Firstly let me also say ‘good going’ to @news24 for not tinkering with our posts.
Anyway, after a heated debate there’s that awesome moment amongst mature, intelligent people, when they shrug off their differences and focus on some other BS or serious topic to debate and laugh about – those pics he was posting were most irritating and he knew it, that I’m quite sure of - I wanted to wring that brother’s neck for waving that DA flag the day before we were to reflect on the loss of Ashley Kriel (the Cape Town Freedom Fighter brutally murdered by the past regime) and Steve Biko, it took some doing to remind myself that it was his right to be a fool or a coward or whatever he now wanted to be, I relaxed and kept an eye out for those updates with a wary but beady eye, eventually we moved on and were both better off for the brief argument.
But that was earlier in the week so I was looking forward to another good, boisterous debate with one of those very supportive online friends who shares a similar ideology as me – have you ever had a day or a week where everyone seems to get quickly annoyed with you? or you with them?
Yep, turns out that it was this week and it was all my fault, I’m not sure what started it but something was said and I pushed back with this question, “why do you get so cagey, uncomfortable, when the Coloured question comes up?” I carried on, “Well, I’ve always shared my thoughts on White and Black experiences past and present and yet you avoid to entertain by all means, any discussion concerning Coloured peoples’ experiences and how they fit into the current picture” If I wasn’t aware that I was being annoying and working on his nerves before, I was now fully aware, the long silences gave way to heavy sighs which told me I was touching a nerve, my cup of tea, touched nerves make you think.
Now let me get off this bus for a second and state quite categorically that many Coloured leaders past and present have not painted us in a good light, those in the media spotlight in any case, were quick to put self-interest over and above the best interests of the majority just like the Lucas Mangopes’, Matanzimas’ and the rest of those former homeland leaders.
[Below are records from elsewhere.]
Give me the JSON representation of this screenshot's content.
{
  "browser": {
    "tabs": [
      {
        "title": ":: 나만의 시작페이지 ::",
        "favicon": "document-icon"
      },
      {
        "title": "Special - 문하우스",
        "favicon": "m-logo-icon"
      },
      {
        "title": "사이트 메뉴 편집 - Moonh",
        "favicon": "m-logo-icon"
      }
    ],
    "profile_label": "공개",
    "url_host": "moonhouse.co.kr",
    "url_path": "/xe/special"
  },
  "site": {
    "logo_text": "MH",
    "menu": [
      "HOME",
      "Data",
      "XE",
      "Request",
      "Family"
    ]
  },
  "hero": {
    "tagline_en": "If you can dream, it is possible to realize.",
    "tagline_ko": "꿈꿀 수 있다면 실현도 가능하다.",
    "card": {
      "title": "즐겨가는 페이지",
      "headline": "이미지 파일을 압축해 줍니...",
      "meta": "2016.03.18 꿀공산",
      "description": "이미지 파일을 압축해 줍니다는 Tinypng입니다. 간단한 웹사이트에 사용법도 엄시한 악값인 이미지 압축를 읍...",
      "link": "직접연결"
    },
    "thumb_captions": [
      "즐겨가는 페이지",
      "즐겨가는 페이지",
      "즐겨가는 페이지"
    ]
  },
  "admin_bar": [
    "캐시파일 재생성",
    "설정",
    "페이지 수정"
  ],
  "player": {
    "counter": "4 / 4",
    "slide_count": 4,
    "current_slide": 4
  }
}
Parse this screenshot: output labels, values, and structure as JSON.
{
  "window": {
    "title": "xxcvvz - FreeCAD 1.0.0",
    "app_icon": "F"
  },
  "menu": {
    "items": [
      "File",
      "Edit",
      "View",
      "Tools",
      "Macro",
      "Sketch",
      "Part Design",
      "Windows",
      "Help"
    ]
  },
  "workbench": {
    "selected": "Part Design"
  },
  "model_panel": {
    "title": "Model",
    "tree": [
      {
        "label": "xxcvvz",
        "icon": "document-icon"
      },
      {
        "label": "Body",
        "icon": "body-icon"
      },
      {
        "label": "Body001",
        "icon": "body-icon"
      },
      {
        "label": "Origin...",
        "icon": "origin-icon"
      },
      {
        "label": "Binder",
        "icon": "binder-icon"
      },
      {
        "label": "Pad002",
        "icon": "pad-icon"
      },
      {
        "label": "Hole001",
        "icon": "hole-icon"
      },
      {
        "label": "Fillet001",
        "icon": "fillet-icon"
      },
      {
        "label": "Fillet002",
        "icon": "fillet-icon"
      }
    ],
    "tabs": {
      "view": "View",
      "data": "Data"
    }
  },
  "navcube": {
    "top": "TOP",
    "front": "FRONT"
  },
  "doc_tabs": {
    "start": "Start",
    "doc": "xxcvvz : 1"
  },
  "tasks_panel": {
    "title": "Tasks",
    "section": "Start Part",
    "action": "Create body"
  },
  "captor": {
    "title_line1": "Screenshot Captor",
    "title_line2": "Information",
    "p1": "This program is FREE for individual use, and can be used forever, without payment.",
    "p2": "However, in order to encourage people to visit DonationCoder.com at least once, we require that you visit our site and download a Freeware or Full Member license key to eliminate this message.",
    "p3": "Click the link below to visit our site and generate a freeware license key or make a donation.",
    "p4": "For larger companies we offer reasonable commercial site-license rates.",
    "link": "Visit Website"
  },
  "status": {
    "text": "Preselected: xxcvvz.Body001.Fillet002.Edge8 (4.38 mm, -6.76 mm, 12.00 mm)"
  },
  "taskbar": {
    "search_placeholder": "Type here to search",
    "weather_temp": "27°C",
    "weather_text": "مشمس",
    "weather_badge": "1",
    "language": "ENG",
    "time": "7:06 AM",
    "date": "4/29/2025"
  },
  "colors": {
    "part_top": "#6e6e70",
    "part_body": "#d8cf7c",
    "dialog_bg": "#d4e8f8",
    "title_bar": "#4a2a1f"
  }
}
Yes we’ve had the Trevor Manuels at the top but do you really think he’d raise a voice to defend Coloureds exclusion from BEE (yes, in theory they’re there in the policy, but there’s a review of that now, and in practice it looks more bleak) while he enriches himself and defends one policy after another (RDP, Gear, NDP etc) policies that do nothing to address inequality nor even see the implementation stages for that matter.
We’ve had Robert MacBride who readily forgave his former oppressors without being forgiven by them for acts he committed during the freedom struggle, after several minor indiscretions his comrades left him out in the cold to dry, comrades that cannot be trusted.
We have thousands who stood up to the former oppressive regime, people like Ashley Kriel from Cape Town who was hunted down like a dog and murdered, you may not find their images emblazoned on any t-shirts, movies made about their lives etc but they fought a good, brave fight, and won.
In my article ‘Coloured’ http://www.news24.com/MyNews24/Coloured-20130111 I tried to explain that Coloured people have many differing backgrounds, some come from the Malay slaves, some from the Khoi San, and some are mixed proper between Black and White but we have the same experiences, we had to deal with the same question, which side are we related to more?
Everyone has dealt with it differently – some even applied to have their names changed to be more in line with White culture, some reinvented their history, changed their looks, and turned their backs on Colouredhood for good. In theory there should be no segregation between Coloureds and other indigenous groups because the San no doubt lived quite happily and peacefully amongst them in years gone by, but past laws have split us in two and most have accepted that, in fact any such talk by me would quickly have some people whispering that I now wanted to gain undeservedly.
So to my friends, Black, White, and Indians: don’t be afraid to mention the word “Coloured” in my presence even though it was given to me to enslave me - I’m not one of those who will insist you call me ‘African’ (which I am) or ‘Mix-Race’ (which I am), (there’s more pressing problems to address)
Other than being straight-talkers, we Coloureds are a proud lot, a damn proud bunch of people.